Investors looking to avoid underperformance should steer clear of PowerShares DB Oil Fund (DBO - Free Report) . The fund recently hit a new 52-week low. Shares of DBO are down roughly 24.9% from its 52-week high of $9.91/share.
But is more pain in store for this ETF? Let’s take a quick look at the fund and the near-term outlook to get a better idea of where it might be headed.
DBO in Focus
DBO focuses on providing exposure to West Texas Intermediate crude oil (WTI), the most popular benchmark for crude. It charges 75 basis points in fees per year and has AUM of $359.6 million (see all Energy ETFs here).
Why the Move?
Crude oil has been gaining a lot of traction lately. Though crude prices went on a rising trajectory after the OPEC cuts in November, continuous increase in the U.S. output has been weighing on the prices lately.

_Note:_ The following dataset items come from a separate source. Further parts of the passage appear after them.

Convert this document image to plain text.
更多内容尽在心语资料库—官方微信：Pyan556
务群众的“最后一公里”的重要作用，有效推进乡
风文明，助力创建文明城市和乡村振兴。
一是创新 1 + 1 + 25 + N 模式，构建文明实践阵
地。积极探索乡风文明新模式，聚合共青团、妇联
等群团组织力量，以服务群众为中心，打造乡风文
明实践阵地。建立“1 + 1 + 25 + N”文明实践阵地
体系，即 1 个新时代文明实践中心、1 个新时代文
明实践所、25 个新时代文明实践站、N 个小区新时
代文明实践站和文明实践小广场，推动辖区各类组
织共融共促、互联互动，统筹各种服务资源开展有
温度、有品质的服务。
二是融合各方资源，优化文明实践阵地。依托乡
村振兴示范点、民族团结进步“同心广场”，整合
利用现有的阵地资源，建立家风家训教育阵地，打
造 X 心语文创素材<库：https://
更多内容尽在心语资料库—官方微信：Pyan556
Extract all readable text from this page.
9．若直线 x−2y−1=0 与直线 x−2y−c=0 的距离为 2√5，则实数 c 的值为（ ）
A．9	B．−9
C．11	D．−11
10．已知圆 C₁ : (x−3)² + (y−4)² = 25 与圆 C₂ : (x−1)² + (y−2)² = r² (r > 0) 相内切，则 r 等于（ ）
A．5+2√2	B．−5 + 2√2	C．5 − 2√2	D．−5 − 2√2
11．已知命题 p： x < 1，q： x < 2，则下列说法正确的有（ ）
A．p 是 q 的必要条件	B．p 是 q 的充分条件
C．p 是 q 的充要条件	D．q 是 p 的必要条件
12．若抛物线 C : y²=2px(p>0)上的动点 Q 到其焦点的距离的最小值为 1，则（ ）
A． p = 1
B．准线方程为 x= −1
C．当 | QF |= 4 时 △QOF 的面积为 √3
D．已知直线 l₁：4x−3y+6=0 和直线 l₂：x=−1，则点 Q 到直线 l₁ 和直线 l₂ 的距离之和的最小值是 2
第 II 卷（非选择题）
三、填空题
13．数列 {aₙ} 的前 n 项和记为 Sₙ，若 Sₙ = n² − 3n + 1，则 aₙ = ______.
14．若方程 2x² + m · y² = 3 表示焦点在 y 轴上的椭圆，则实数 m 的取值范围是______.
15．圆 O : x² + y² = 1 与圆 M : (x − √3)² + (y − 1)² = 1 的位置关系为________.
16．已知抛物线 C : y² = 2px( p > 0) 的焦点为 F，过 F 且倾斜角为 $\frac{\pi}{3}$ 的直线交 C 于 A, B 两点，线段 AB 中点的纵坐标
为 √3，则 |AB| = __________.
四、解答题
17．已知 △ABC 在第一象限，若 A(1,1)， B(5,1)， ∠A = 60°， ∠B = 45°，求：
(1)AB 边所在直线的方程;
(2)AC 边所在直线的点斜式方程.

Most recently, WTI shed 2.3% to close at $42.53/barrel as there is increased uncertainty about achieving the desired outcome if U.S. output continues to nullify the efforts of the other countries in the pact.
More Losses Ahead?
With oil prices on a freefall, we believe it is best to avoid this ETF. The fund has a weighted alpha of -21.6 and a high 14-day standard deviation of 22.94%. So, the outlook for this fund remains quite bleak.